The AfJEM blog
I caught up with David Stanton who will be presenting a keynote at the Emergency Care Society of South Africa's annual meeting in October 2017. David is the chair of the Resuscitation Council of Southern Africa, the head of Clinical Leadership at Netcare 911 and the national Co-coordinator of ITLS (SA).
I asked David a few questions about his upcoming keynote.

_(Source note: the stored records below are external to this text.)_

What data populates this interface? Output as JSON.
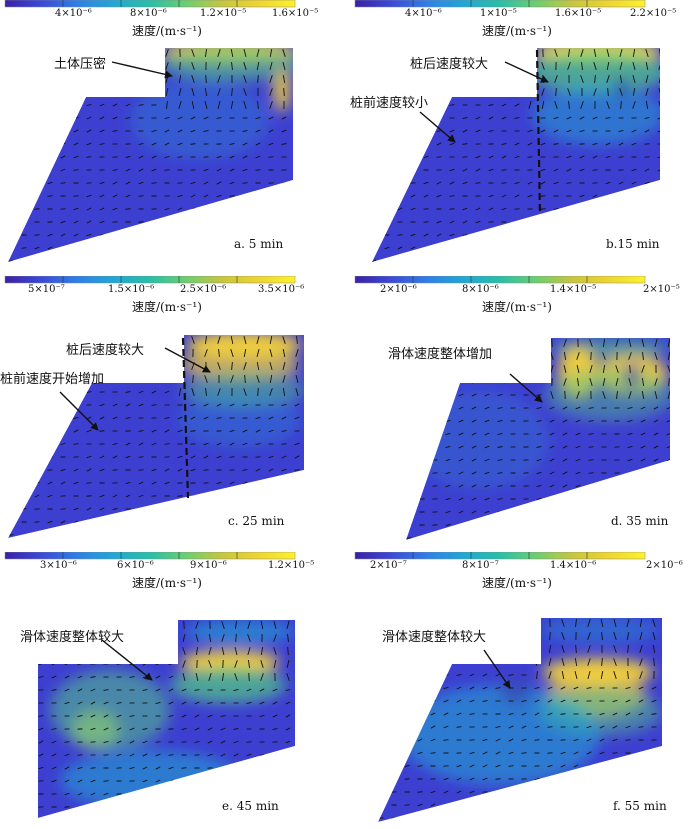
{
  "colorbar": {
    "unit_label": "速度/(m·s⁻¹)",
    "stops": [
      "#3b20a8",
      "#3b4ad8",
      "#2f7fe8",
      "#1fa8d6",
      "#27c0a7",
      "#6dce6f",
      "#c8c63c",
      "#f0d52e",
      "#fdf22a"
    ]
  },
  "field_colors": {
    "low": "#3d3fd0",
    "mid": "#1faad2",
    "green": "#52c487",
    "high": "#f4d23a",
    "peak": "#f7e43a"
  },
  "panels": [
    {
      "id": "a",
      "caption": "a. 5 min",
      "ticks": [
        "4×10⁻⁶",
        "8×10⁻⁶",
        "1.2×10⁻⁵",
        "1.6×10⁻⁵"
      ],
      "annotations": [
        {
          "text": "土体压密"
        }
      ],
      "dashed_line": false
    },
    {
      "id": "b",
      "caption": "b.15 min",
      "ticks": [
        "4×10⁻⁶",
        "1×10⁻⁵",
        "1.6×10⁻⁵",
        "2.2×10⁻⁵"
      ],
      "annotations": [
        {
          "text": "桩后速度较大"
        },
        {
          "text": "桩前速度较小"
        }
      ],
      "dashed_line": true
    },
    {
      "id": "c",
      "caption": "c. 25 min",
      "ticks": [
        "5×10⁻⁷",
        "1.5×10⁻⁶",
        "2.5×10⁻⁶",
        "3.5×10⁻⁶"
      ],
      "annotations": [
        {
          "text": "桩后速度较大"
        },
        {
          "text": "桩前速度开始增加"
        }
      ],
      "dashed_line": true
    },
    {
      "id": "d",
      "caption": "d. 35 min",
      "ticks": [
        "2×10⁻⁶",
        "8×10⁻⁶",
        "1.4×10⁻⁵",
        "2×10⁻⁵"
      ],
      "annotations": [
        {
          "text": "滑体速度整体增加"
        }
      ],
      "dashed_line": false
    },
    {
      "id": "e",
      "caption": "e. 45 min",
      "ticks": [
        "3×10⁻⁶",
        "6×10⁻⁶",
        "9×10⁻⁶",
        "1.2×10⁻⁵"
      ],
      "annotations": [
        {
          "text": "滑体速度整体较大"
        }
      ],
      "dashed_line": false
    },
    {
      "id": "f",
      "caption": "f. 55 min",
      "ticks": [
        "2×10⁻⁷",
        "8×10⁻⁷",
        "1.4×10⁻⁶",
        "2×10⁻⁶"
      ],
      "annotations": [
        {
          "text": "滑体速度整体较大"
        }
      ],
      "dashed_line": false
    }
  ]
}
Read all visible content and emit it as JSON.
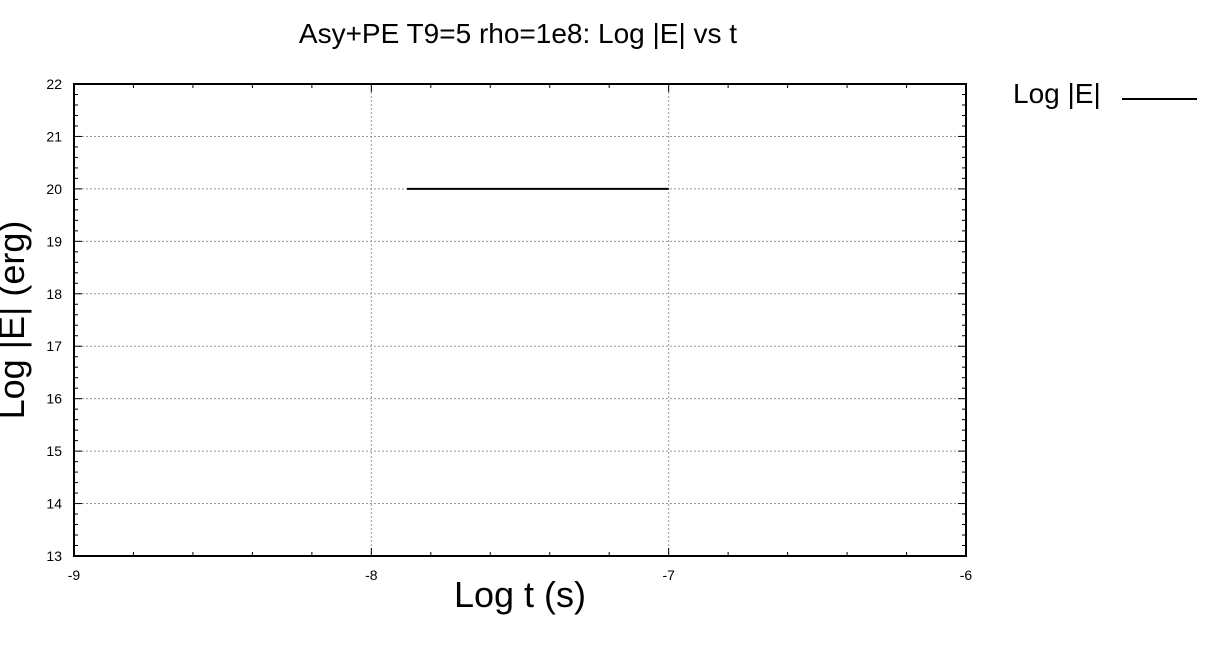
{
  "chart_data": {
    "type": "line",
    "title": "Asy+PE T9=5 rho=1e8: Log |E| vs t",
    "xlabel": "Log t (s)",
    "ylabel": "Log |E| (erg)",
    "xlim": [
      -9,
      -6
    ],
    "ylim": [
      13,
      22
    ],
    "x_ticks": [
      -9,
      -8,
      -7,
      -6
    ],
    "x_tick_labels": [
      "-9",
      "-8",
      "-7",
      "-6"
    ],
    "y_ticks": [
      13,
      14,
      15,
      16,
      17,
      18,
      19,
      20,
      21,
      22
    ],
    "y_tick_labels": [
      "13",
      "14",
      "15",
      "16",
      "17",
      "18",
      "19",
      "20",
      "21",
      "22"
    ],
    "grid": true,
    "legend_position": "outside-top-right",
    "series": [
      {
        "name": "Log |E|",
        "color": "#000000",
        "x": [
          -7.88,
          -7.0
        ],
        "y": [
          20.0,
          20.0
        ]
      }
    ]
  }
}
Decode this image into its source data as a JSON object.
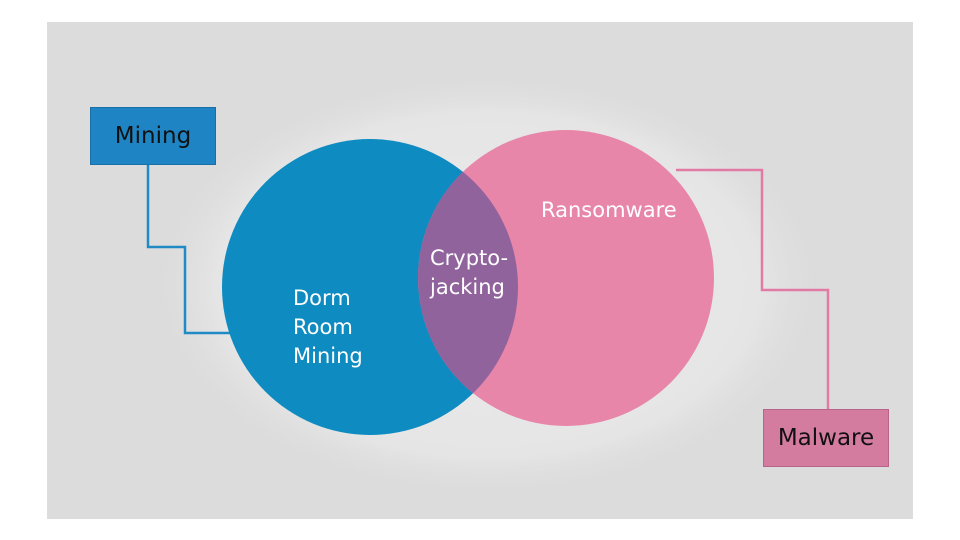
{
  "colors": {
    "background_panel": "#dcdcdc",
    "mining": "#0e8bc0",
    "mining_box": "#1f84c4",
    "ransomware": "#e886aa",
    "malware_box": "#d47ba0",
    "overlap": "#91639d",
    "text_light": "#ffffff",
    "text_dark": "#111111"
  },
  "boxes": {
    "mining": "Mining",
    "malware": "Malware"
  },
  "regions": {
    "left_only": [
      "Dorm",
      "Room",
      "Mining"
    ],
    "overlap": [
      "Crypto-",
      "jacking"
    ],
    "right_only": "Ransomware"
  }
}
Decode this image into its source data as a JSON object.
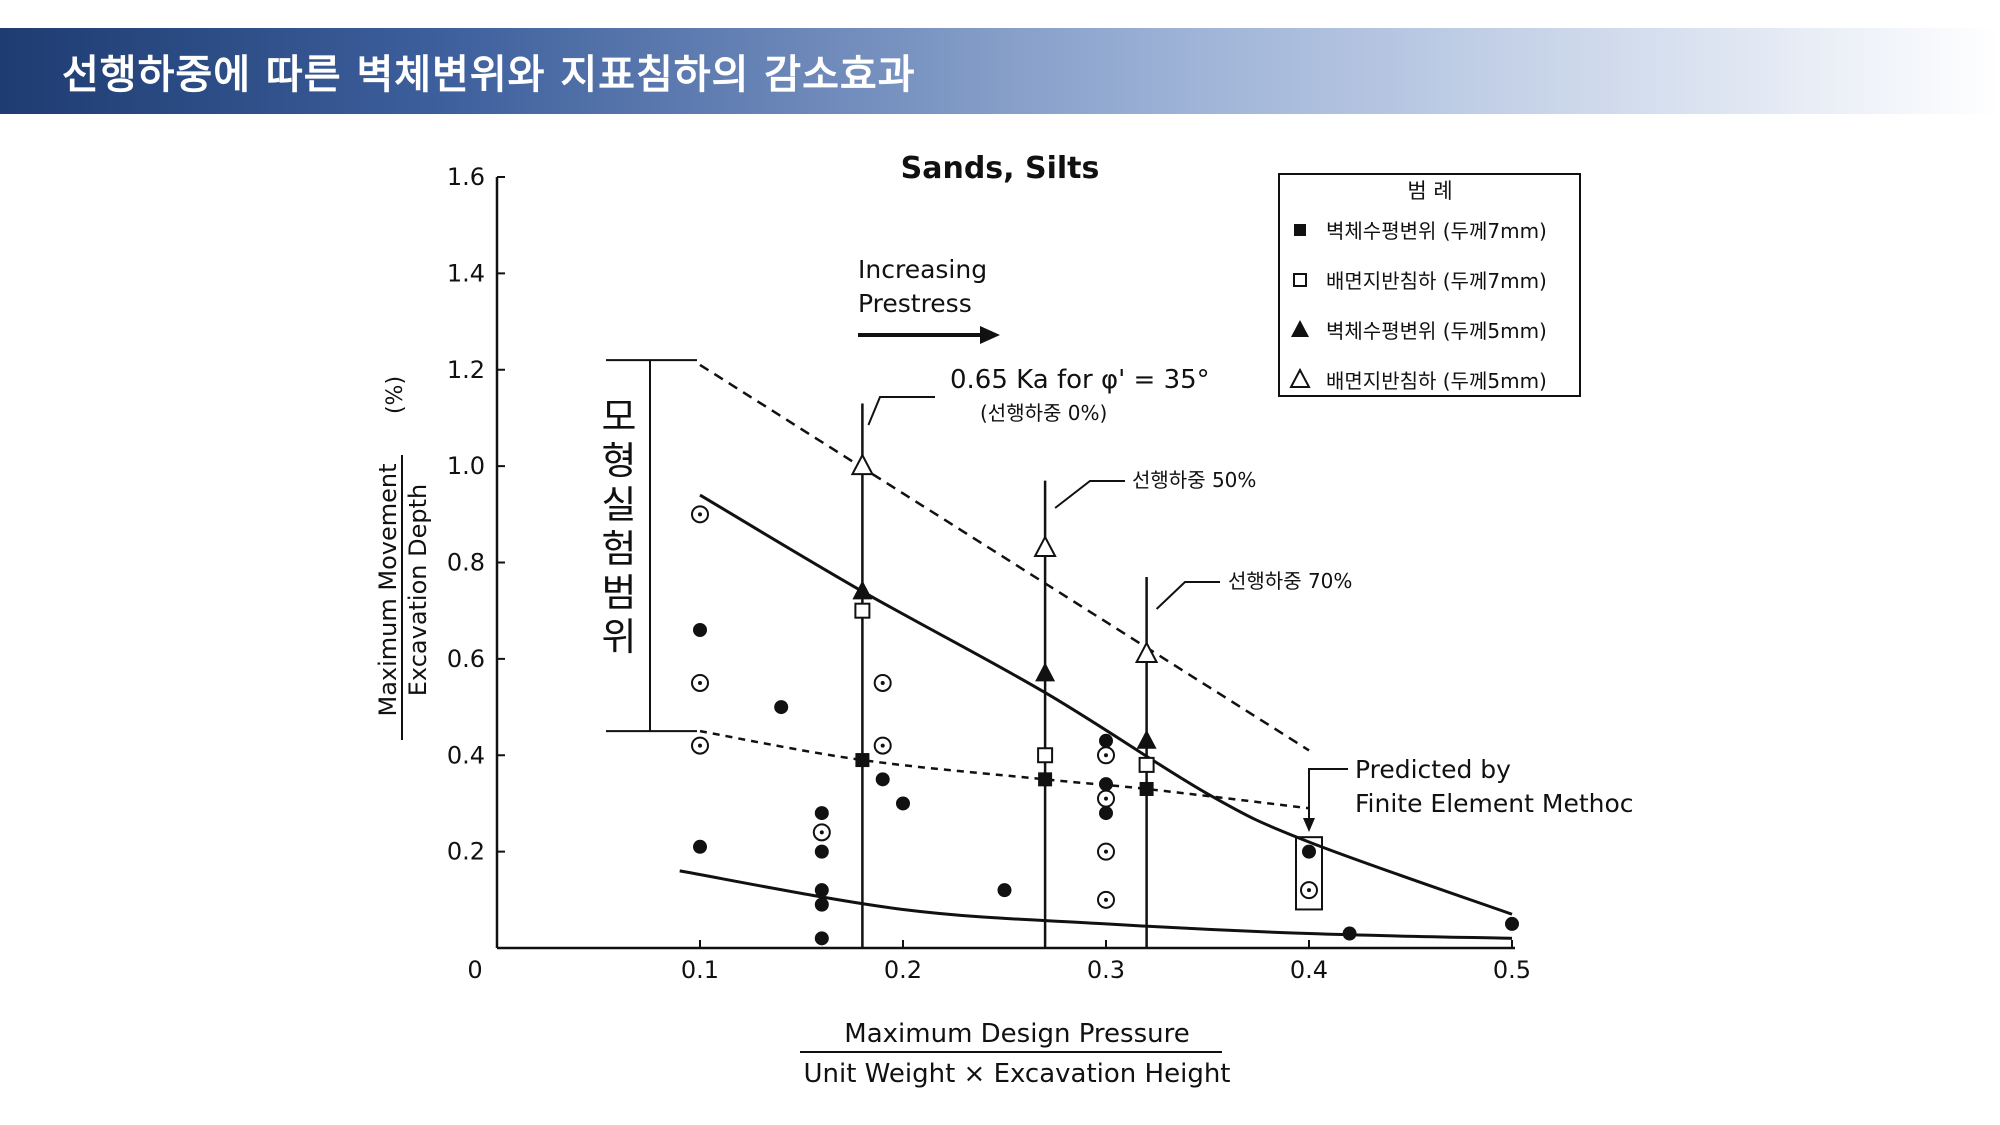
{
  "header": {
    "title": "선행하중에 따른 벽체변위와 지표침하의 감소효과"
  },
  "colors": {
    "title_bar_start": "#1e3c72",
    "title_bar_end": "#ffffff",
    "ink": "#111111"
  },
  "chart_data": {
    "type": "scatter",
    "title": "Sands, Silts",
    "xlabel_numerator": "Maximum Design Pressure",
    "xlabel_denominator": "Unit Weight × Excavation Height",
    "ylabel_numerator": "Maximum Movement",
    "ylabel_denominator": "Excavation Depth",
    "ylabel_unit": "(%)",
    "xlim": [
      0,
      0.5
    ],
    "ylim": [
      0,
      1.6
    ],
    "x_ticks": [
      "0",
      "0.1",
      "0.2",
      "0.3",
      "0.4",
      "0.5"
    ],
    "y_ticks": [
      "0.2",
      "0.4",
      "0.6",
      "0.8",
      "1.0",
      "1.2",
      "1.4",
      "1.6"
    ],
    "legend": {
      "title": "범    례",
      "position": "top-right",
      "items": [
        {
          "marker": "filled-square",
          "label": "벽체수평변위 (두께7mm)"
        },
        {
          "marker": "open-square",
          "label": "배면지반침하 (두께7mm)"
        },
        {
          "marker": "filled-triangle",
          "label": "벽체수평변위 (두께5mm)"
        },
        {
          "marker": "open-triangle",
          "label": "배면지반침하 (두께5mm)"
        }
      ]
    },
    "annotations": {
      "arrow_label_line1": "Increasing",
      "arrow_label_line2": "Prestress",
      "ka_label": "0.65 Ka for φ' = 35°",
      "ka_sub": "(선행하중 0%)",
      "prestress_50": "선행하중 50%",
      "prestress_70": "선행하중 70%",
      "predicted_line1": "Predicted by",
      "predicted_line2": "Finite Element Methoc",
      "range_label": "모형실험범위"
    },
    "vertical_markers_x": [
      0.18,
      0.27,
      0.32
    ],
    "range_bracket_y": [
      0.45,
      1.22
    ],
    "series": [
      {
        "name": "벽체수평변위 (두께7mm)",
        "marker": "filled-square",
        "points": [
          [
            0.18,
            0.39
          ],
          [
            0.27,
            0.35
          ],
          [
            0.32,
            0.33
          ]
        ]
      },
      {
        "name": "배면지반침하 (두께7mm)",
        "marker": "open-square",
        "points": [
          [
            0.18,
            0.7
          ],
          [
            0.27,
            0.4
          ],
          [
            0.32,
            0.38
          ]
        ]
      },
      {
        "name": "벽체수평변위 (두께5mm)",
        "marker": "filled-triangle",
        "points": [
          [
            0.18,
            0.74
          ],
          [
            0.27,
            0.57
          ],
          [
            0.32,
            0.43
          ]
        ]
      },
      {
        "name": "배면지반침하 (두께5mm)",
        "marker": "open-triangle",
        "points": [
          [
            0.18,
            1.0
          ],
          [
            0.27,
            0.83
          ],
          [
            0.32,
            0.61
          ]
        ]
      }
    ],
    "scatter_filled_dots": [
      [
        0.1,
        0.66
      ],
      [
        0.1,
        0.21
      ],
      [
        0.14,
        0.5
      ],
      [
        0.16,
        0.28
      ],
      [
        0.16,
        0.2
      ],
      [
        0.16,
        0.12
      ],
      [
        0.16,
        0.09
      ],
      [
        0.16,
        0.02
      ],
      [
        0.19,
        0.35
      ],
      [
        0.2,
        0.3
      ],
      [
        0.25,
        0.12
      ],
      [
        0.3,
        0.43
      ],
      [
        0.3,
        0.34
      ],
      [
        0.3,
        0.28
      ],
      [
        0.4,
        0.2
      ],
      [
        0.42,
        0.03
      ],
      [
        0.5,
        0.05
      ]
    ],
    "scatter_open_dots": [
      [
        0.1,
        0.9
      ],
      [
        0.1,
        0.55
      ],
      [
        0.1,
        0.42
      ],
      [
        0.16,
        0.24
      ],
      [
        0.19,
        0.55
      ],
      [
        0.19,
        0.42
      ],
      [
        0.3,
        0.4
      ],
      [
        0.3,
        0.31
      ],
      [
        0.3,
        0.2
      ],
      [
        0.3,
        0.1
      ],
      [
        0.4,
        0.12
      ]
    ],
    "curves": {
      "upper_dashed": [
        [
          0.1,
          1.21
        ],
        [
          0.4,
          0.41
        ]
      ],
      "upper_solid": [
        [
          0.1,
          0.94
        ],
        [
          0.18,
          0.74
        ],
        [
          0.27,
          0.53
        ],
        [
          0.35,
          0.32
        ],
        [
          0.4,
          0.22
        ],
        [
          0.5,
          0.07
        ]
      ],
      "middle_dashed": [
        [
          0.1,
          0.45
        ],
        [
          0.18,
          0.39
        ],
        [
          0.27,
          0.35
        ],
        [
          0.32,
          0.33
        ],
        [
          0.4,
          0.29
        ]
      ],
      "lower_solid": [
        [
          0.09,
          0.16
        ],
        [
          0.2,
          0.08
        ],
        [
          0.3,
          0.05
        ],
        [
          0.4,
          0.03
        ],
        [
          0.5,
          0.02
        ]
      ]
    },
    "predicted_box": {
      "x": 0.4,
      "y_range": [
        0.08,
        0.23
      ]
    }
  }
}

What are the key messages of your talk?
Just like the Dodo, the EMS Dinosaur is becoming a thing of the past. Many of us will remember studying under them, and they were not all bad (beatings with pacing sticks excluded – although I fear that knowing what a pacing stick is will tend to move me towards the prehistoric realms myself…). The face of the industry is changing, and we had better work towards understanding what this entails. The workers’ needs are different, and if the new generation of leaders aren’t careful, they won’t even recognise their future staff. My talk will have a look at what changes are happening, and some solutions to assist the few remaining dinosaurs.
Why is this an important message?
From clawing my expensive “pupil torch” from my short course hands, to establishing just what exactly an ECA animal is, the talk will explore why we desperately need strong leadership. This message is important now as internal struggles (again) seek to divide the industry. EMS leaders need to step forward and provide guidance through these interesting times. Leaders who are almost always too young, too unprepared and yet by far amongst the most experienced to be found. EMS also is at the risk of alienating itself from its in-hospital cousins, and the profession needs to be guided away from potentially harmful behaviour.
How does this message relate to African emergency care?
EMS in Africa is not the refined and technological being that is witnessed in the movies. The challenges and changes that are happening in the EMS are a reflection of the discordance of the continent that it serves. From running some of the most medically invasive, advanced paramedic programmes to placing these graduates in settings where they have to ration their bandages, our challenges are unique, and we are again in need of finding local solutions to local problems. Our cultures are many and mingled, and no first-world approach will deliver a widely accepted nor functioning settlement.